Cross Academy is attended by two groups of students: the Day Class and the Night Class. At twilight, when the students of the Day Class return to their dorm, they cross paths with the Night Class on their way to school. Yuki Cross and Zero Kiryu are the Guardians of the school, protecting the Day Class from the Academy’s dark secret: the Night Class is full of vampires!
Yuki Cross has no memory of her past prior to the moment she was saved from a vampire attack ten years ago. She was adopted by the headmaster of Cross Academy, and now works alongside Zero to guard the Academy’s secret. Yuki believes that vampires and humans can coexist peacefully, but her partner has different ideas…

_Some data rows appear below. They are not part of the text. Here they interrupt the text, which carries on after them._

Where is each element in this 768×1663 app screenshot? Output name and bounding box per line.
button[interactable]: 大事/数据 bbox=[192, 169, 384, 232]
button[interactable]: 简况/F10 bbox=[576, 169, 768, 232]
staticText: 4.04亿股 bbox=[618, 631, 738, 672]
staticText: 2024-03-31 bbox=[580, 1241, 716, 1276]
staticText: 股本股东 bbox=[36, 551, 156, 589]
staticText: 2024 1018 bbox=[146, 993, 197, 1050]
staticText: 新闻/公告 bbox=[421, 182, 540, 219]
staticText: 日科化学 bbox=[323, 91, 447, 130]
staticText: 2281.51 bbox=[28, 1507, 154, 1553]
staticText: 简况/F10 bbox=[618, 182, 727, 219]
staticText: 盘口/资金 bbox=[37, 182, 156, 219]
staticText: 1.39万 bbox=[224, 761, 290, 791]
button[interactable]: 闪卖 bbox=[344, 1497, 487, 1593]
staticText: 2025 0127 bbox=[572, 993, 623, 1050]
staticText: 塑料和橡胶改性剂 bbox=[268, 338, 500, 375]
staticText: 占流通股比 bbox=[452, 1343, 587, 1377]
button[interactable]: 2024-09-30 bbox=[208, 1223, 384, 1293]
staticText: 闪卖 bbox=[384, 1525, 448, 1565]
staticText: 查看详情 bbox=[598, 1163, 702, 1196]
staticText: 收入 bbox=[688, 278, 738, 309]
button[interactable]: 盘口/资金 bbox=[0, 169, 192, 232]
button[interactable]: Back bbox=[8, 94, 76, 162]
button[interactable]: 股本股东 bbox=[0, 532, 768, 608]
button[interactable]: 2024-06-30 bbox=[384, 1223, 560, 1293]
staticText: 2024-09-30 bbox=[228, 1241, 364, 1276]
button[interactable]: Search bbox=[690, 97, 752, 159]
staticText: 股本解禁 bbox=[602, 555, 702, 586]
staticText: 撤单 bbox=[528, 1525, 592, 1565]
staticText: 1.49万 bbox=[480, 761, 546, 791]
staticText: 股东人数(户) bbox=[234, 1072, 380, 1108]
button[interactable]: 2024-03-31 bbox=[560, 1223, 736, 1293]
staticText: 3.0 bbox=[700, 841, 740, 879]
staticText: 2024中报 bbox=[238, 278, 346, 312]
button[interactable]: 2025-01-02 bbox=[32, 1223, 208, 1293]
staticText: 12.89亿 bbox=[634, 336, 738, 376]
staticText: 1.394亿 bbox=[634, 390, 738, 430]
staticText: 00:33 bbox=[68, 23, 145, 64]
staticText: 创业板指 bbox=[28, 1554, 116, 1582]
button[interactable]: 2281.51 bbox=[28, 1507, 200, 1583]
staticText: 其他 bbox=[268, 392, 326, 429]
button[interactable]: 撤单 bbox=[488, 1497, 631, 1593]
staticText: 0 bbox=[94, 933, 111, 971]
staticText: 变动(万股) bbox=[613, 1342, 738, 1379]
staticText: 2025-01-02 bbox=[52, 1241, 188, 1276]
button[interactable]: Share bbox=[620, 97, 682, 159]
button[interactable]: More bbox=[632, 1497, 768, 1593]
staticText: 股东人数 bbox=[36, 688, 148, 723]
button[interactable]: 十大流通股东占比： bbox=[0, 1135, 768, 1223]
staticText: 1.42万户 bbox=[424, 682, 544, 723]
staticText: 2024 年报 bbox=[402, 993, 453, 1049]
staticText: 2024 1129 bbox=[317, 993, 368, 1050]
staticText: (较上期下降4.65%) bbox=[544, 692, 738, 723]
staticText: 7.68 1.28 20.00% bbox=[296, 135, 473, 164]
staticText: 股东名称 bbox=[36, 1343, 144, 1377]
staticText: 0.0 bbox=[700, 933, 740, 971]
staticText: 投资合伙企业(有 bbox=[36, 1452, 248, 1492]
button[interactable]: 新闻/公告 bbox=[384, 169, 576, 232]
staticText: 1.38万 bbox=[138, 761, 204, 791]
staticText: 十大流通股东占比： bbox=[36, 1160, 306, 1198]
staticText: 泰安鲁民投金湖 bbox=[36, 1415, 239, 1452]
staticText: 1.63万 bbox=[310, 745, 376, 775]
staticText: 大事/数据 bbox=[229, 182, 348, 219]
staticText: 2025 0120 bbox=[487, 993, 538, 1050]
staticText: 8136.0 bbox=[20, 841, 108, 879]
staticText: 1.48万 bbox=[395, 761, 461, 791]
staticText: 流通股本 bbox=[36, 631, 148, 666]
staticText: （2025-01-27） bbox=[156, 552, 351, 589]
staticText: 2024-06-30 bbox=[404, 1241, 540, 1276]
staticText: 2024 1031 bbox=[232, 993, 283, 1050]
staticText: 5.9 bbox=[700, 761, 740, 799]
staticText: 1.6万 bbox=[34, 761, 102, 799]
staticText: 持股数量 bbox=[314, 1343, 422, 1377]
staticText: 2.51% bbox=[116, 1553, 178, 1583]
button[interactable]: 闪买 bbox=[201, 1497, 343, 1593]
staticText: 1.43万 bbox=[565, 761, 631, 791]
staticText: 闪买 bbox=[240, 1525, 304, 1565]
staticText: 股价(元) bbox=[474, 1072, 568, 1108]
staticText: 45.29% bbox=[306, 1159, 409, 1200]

I know, I know. Vampires. Ugh. So overdone. But give it a chance. It kinda reminds me of Buffy–if Buffy had less witty dialogue and a more complex plot. Zero can be a little angsty and makes Eeyore look like sunshine and rainbows (double rainbows), but unlike some heroines, Yuki can actually take care of herself (despite what the men in the manga think). Plus, it has my favorite scene stealer–Hanabusa Aido.
Fushigi Yugi is the story of carefree high school called Miaka who, together with her more serious best friend Yui, finds a book entitled “The Universe of the Four Gods.” The book is magic, and it transports them both into its story and the world described there, where Miaka becomes embroiled in a fantastic adventure. An epic romance with a handsome warrior also awaits Miaka as they set out to find and befriend seven Celestial Warriors, including dashing mercenary Tamahome and wannabe empress Nuriko. Only then can Miaka summon the power of the god Suzaku, find her true love, and get home safely.
I haven’t actually read this one yet, but it is in my ginormous TBR pile, which I will get through it someday, though will probably die trying.
Welcome to Neo-Tokyo, built on the ashes of a Tokyo annihilated by a blast of unknown origin that triggered World War III. The lives of two streetwise teenage friends, Tetsuo and Kaneda, change forever when paranormal abilities begin to waken in Tetsuo, making him a target for a shadowy agency that will stop at nothing to prevent another catastrophe like the one that leveled Tokyo. At the core of the agency’s motivation is a raw, all-consuming fear of an unthinkable, monstrous power known only as Akira.
I have mentioned before that I love the movie and all of its post-apocalyptic awesomeness, and the manga takes it to a whole new level. Both are visual masterpieces of epically mind-bending proportions. If your mind is not blown after reading this, then you should probably have your head checked. Both were ground breaking for their time (’88 and ’82-’90 respectively), and for you fact collecting people, Akira was the first Japanese comic aimed at teens. Also, this music video paid homage to the movie.
So, for those of you who do not believe me, or are one of those who have dismissed manga as being for children, I challenge you to go out and pick one up today. It doesn’t have to be one of the ones listed. It could be anything. Like books, manga is a medium that spans all genres, so there is something out here for everyone.
If you are not impressed with the depth of the storytelling, then I will eat this creepy shoe that the dog fished out of a very mucky pond and has probably been there since 1978.